In distributed computing, all-pairs communication is common where each machine needs to constantly send/receive data to/from every other machine. For example, message shuffling in MapReduce and Google's Pregel is an all-pairs communication. However, it is challenging to design an MPI-based all-pairs communication module that is able to fully utilize the network bandwidth, due to many unexpected behaviors of MPI.
We consider an example where each machine needs to constantly request data from other machines. We consider two solutions: (S1) all-to-all style synchronous message shuffling, and (S2) server-style message receiving, where a request/response server listens on its channel, and keeps processing each received request/response (from MPI_ANY_SOURCE).
For (S1) all-to-all style communication, we cannot use MPI_Alltoall/MPI_Alltoallv since (1) it does not scale with the number of processes somehow in both MPICH and Open MPI, and (2) they do not take a tag as input and so may interfere with other concurrent MPI communications (see the two MPI pitfalls mentioned here). We thus implement the determinstic synchronous all-to-all communication using MPI point-to-point communication primitives, and the code can be found here. There, as a simulation, we first let all processes (one on each machine) send a request of size BUF_SIZE to every other worker process using a synchronous all-to-all communication, and then let all workers send a response of size fold * BUF_SIZE back to every other worker process using a second synchronous all-to-all communication. The above two steps are repeated and the cumulative volume of received responses are periodically reported on the console, which reflects the communication throughput. Unfortunately, in a Gigabit Ethernet environment with 16 machines, we observe that this solution only delivers a throughput of around 100Mbps (i.e., 10% utilization rate), even though the communication volume is totally balanced.

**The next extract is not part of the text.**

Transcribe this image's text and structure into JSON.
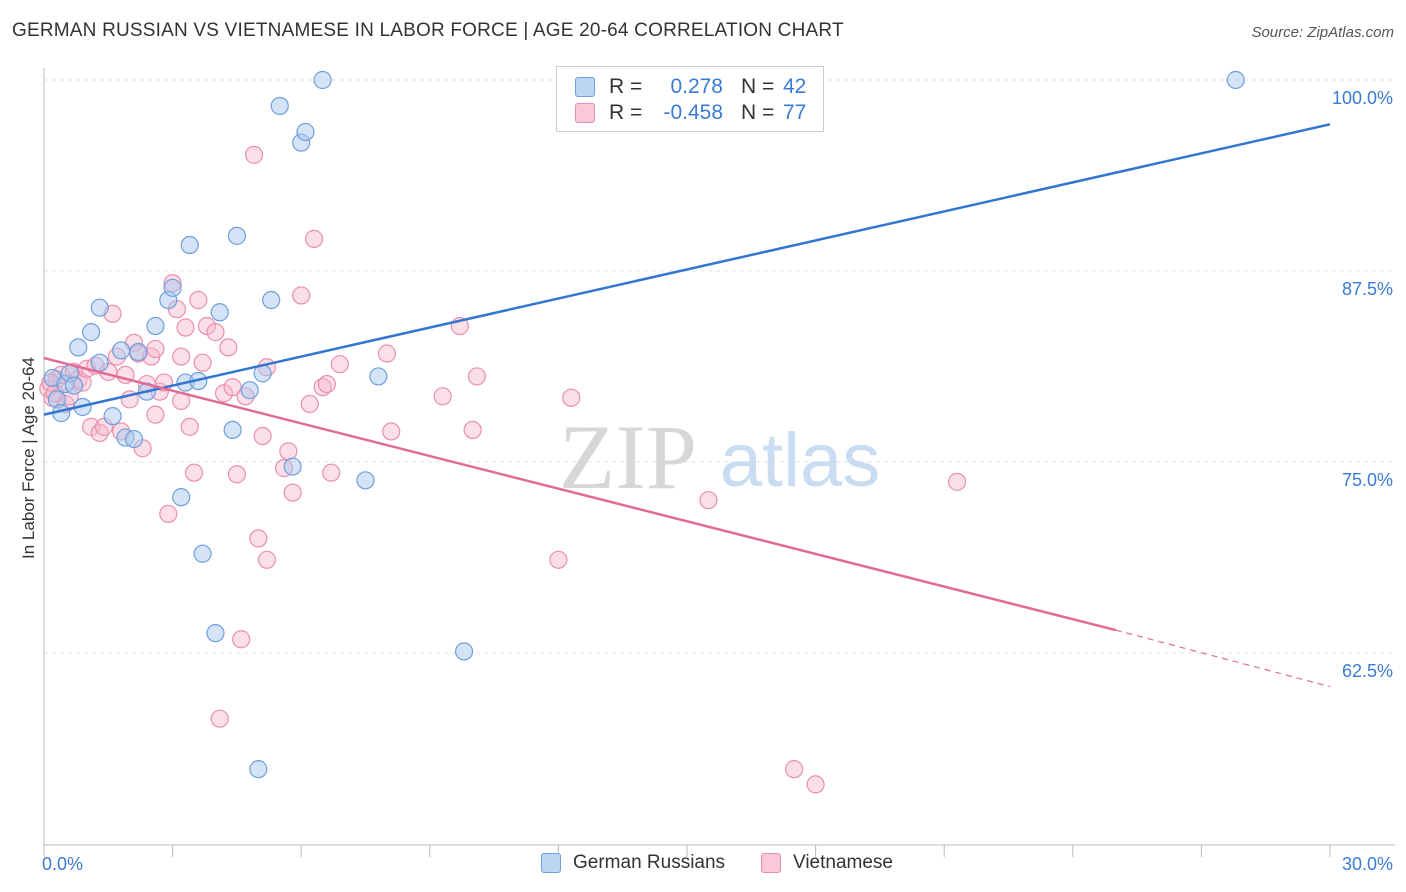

Alternatively, for (S2) server-style communication, we maintain a request server and a response server. A server listens on its channel (using MPI_Iprobe) and processes each received message. However, since a request has size BUF_SIZE but a response has size fold * BUF_SIZE which is fold times larger, if we keep the requesting channel busy, the response channel will become congested (note that this will not happen for the all-to-all styple communication). We observe that if requests are kept being sent, the communication will become very unbalanced and the throughput drops to almost 0 between many pairs of machines, and gradually there is almost no progress in communication for all machines (not sure why, and may be relevant to the implementation of MPICH). However, when congestion does not happen, the throughput is many times higher than the all-to-all styple communication.
To ensure network throughput but avoid congestion, our solution is to let each machine sleep for a while after sending a batch of messages to every other machine and the code can be found here. Obviously, the throughput is inversely proportional to the sleep time. Interestingly, by varying the number of processes, we find that the network throughput increases linearly with the number of processes. Thus, when a program is run with many processes/machines, the estimated throughput will go beyond 1Gbps and congestion happens. In fact, while congestion does not happen in our private cluster when the throughput is above 100MB/s, we find that on Azure, it is safer to control the throughput to be around 60MB/s or congestion may happen. Also, this holds only when BUF_SIZE is 1kB (we set fold as 100 and so the volume of a batch of response messages is 100kB), and if the message batch becomes larger, congestion also happens. As a result, to avoid congestion, we try to keep the largest volume of a batch of messages to be around 100kB, and increase the sleep time proportionally to the number of processes to keep the throughput at around 60MB/s. This strategy has been integrated into our G-thinker system.